The differentiation of HL-60 promyelocytic cells toward mature granulocytic cells induced by dimethyl sulfoxide (DMSO) was accompanied by a quantitative similar increase in alkaline phosphatase (ALP) activity and decrease in protein kinase C (PKC) activity. The combination of DMSO and sphinganine (SP), a potent inhibitor of PKC, increased in parallel the percentage of mature cells and the ALP activity. The enhancement of DMSO-induced differentiation and the potentiation of the decrease of PKC activity by SP also seemed to correlate with each other. Our results indicate that both ALP and PKC may play a role in the DMSO-induced granulocytic differentiation.
Differential regulation of protein kinase C isoenzymes during sphinganine potentiation of retinoic acid-induced granulocytic differentiation in human leukemia HL-60 cells.[Pubmed:8250895]
Biochem Biophys Res Commun. 1993 Nov 15;196(3):1390-400.
Differential changes in the expression of PKC isoenzymes in the RA-induced differentiation were noted.
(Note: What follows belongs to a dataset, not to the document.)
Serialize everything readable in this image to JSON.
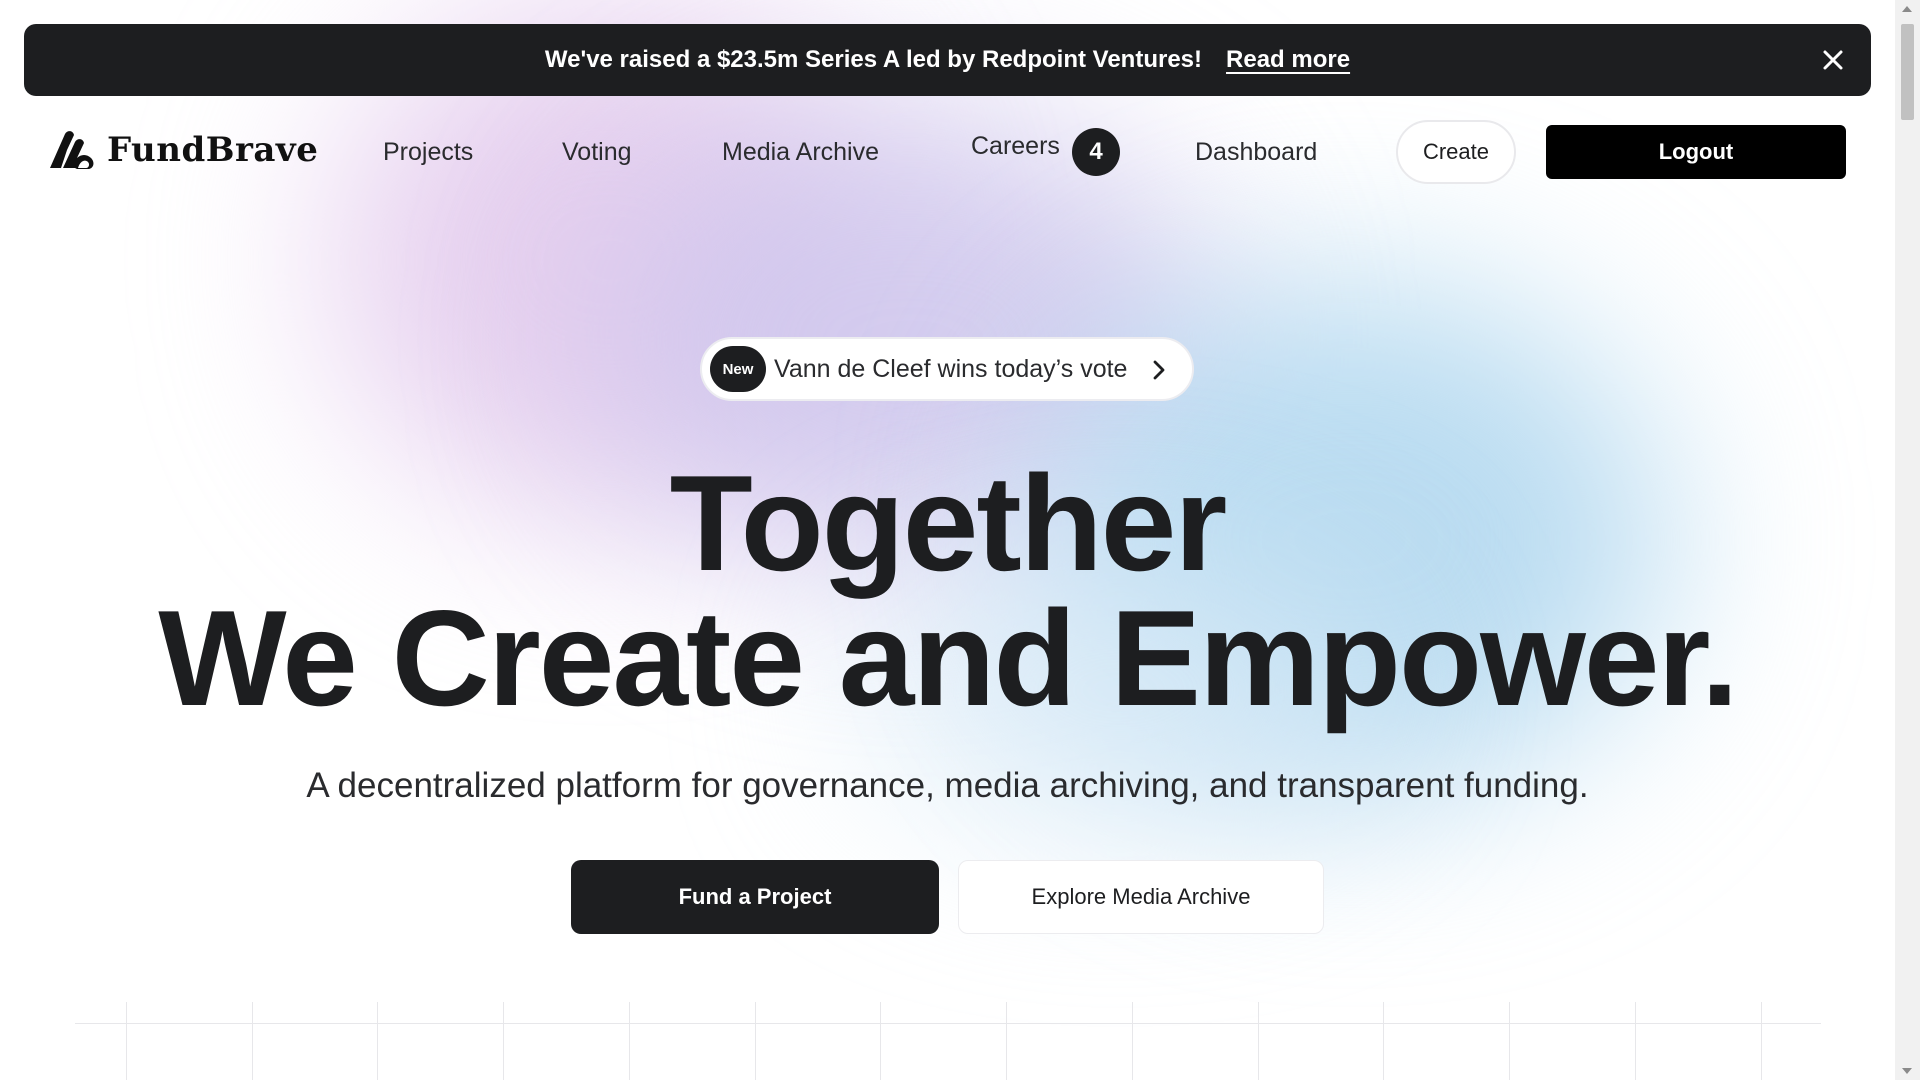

As measured by Western blot analysis, our results indicated the expressions of PKC-alpha, and -beta isoenzymes decreased in the cell membrane but increased in the cytosol during the RA-induced granulocytic differentiation. The amounts of PKC-gamma, on the other hand, decreased in the cell membrane while there was no significant changes in the cytosol. Similarly, the expression of PKC-delta was not altered in the cytosol, but was slightly reduced during the SP enhancement of RA-induced differentiation. In contrast, there were virtually little changes in the expression of PKC-epsilon and -zeta in the cell membrane or in the cytosol during the RA-induced differentiation in the absence or presence of SP. Concomitant with the decreased total PKC activity, there was a decline in the generation of sn-1,2-diacylglycerol (DAG) during the RA-induced differentiation. SP, enhancing the RA-induced differentiation, also potentiated the decrease of DAG content.